The editorial, published amid efforts to pass a press freedom bill, said the Internet was replacing the conventional media as a forum for political debate. Peninsula said newspapers and the electronic media have been questioned over their reluctance to report on official corruption.

"The problem with local journalists, insiders would tell, is that they suffer due to a severe lack of information flow," Peninsula said. "Government officials are hard to access and open sources virtually non-existent, so scribes are often forced to base their stories on half-truths in the absence of details."

The editorial said that Kuwait has been the only country in the Gulf where the local media reported on corruption. In contrast, Qatar's media contained little such coverage, even though such cases could be heard in the justice system.

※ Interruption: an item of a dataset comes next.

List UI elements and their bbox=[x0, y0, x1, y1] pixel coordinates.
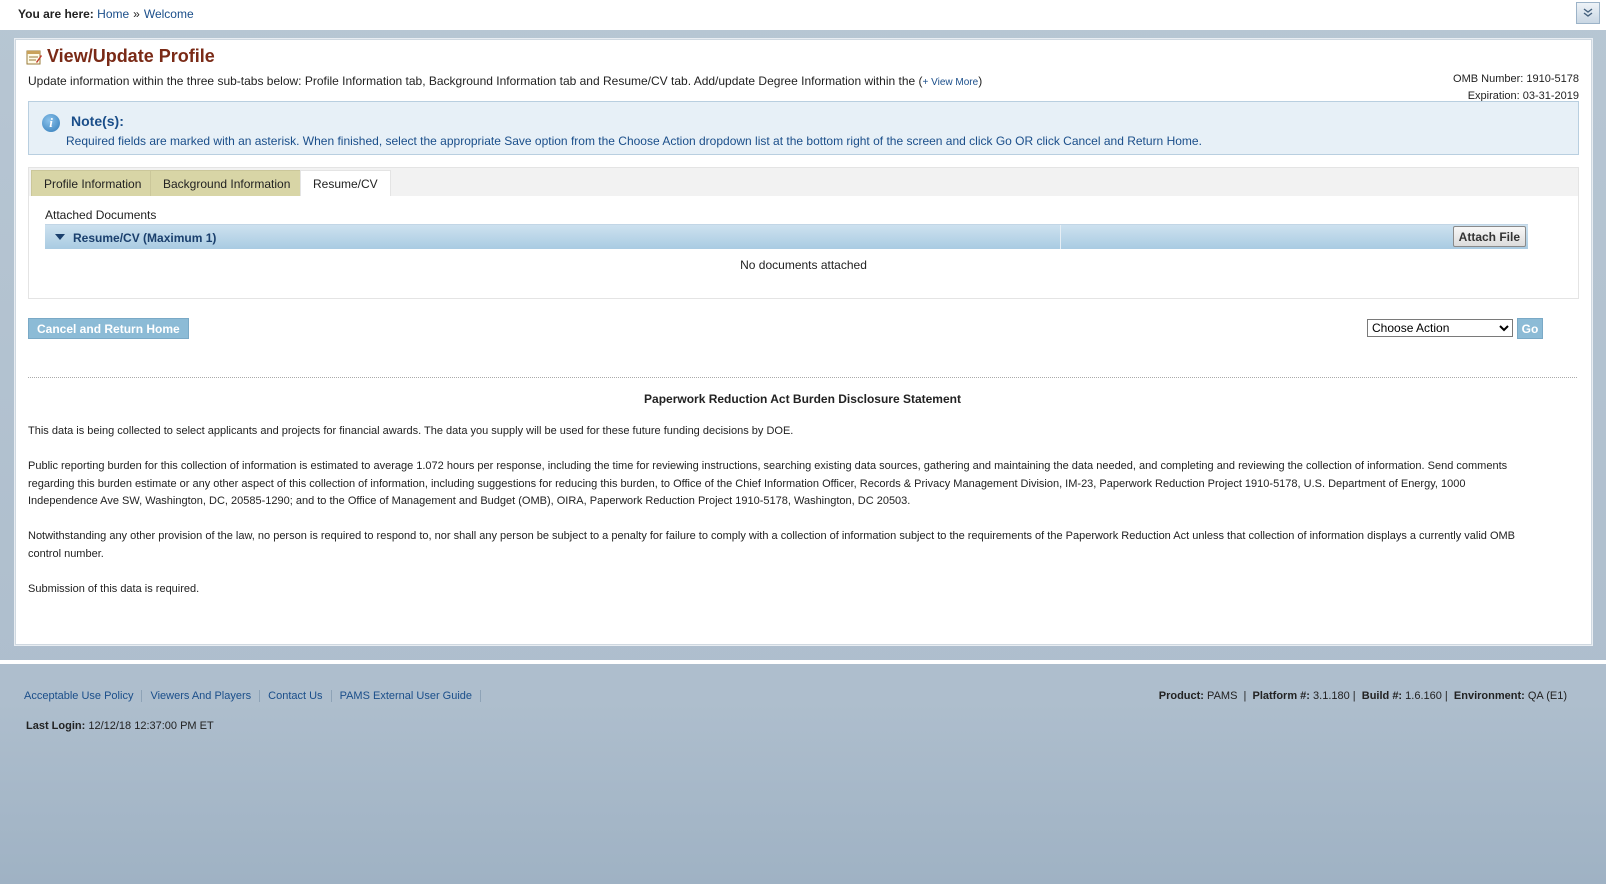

"The culture in the country [Qatar] is such that people tend to take criticism as personal even if it is objective and directed at institutions and procedures," the editorial said. "Then, there is the conflict of interest. The owner of a business, including the media, or the head of an institution is obviously an influential person so the entity cannot be criticized."

Journalists have also demanded freedom of expression in other GCC states. In the United Arab Emirates, the state-owned National Media Council has come under criticism for failure to guarantee freedom of the press.

Peninsula said government institutions and companies in Qatar have become sacred cows and immune to criticism. The editorial quoted an unidentified senior journalist as saying that the only way this could change was through guarantees from leaders of the emirate.

"What is needed is a change in the mindset," the journalist said. "When you begin accepting healthy criticism as a way of progress and evolution, the problem of media freedom would be resolved automatically."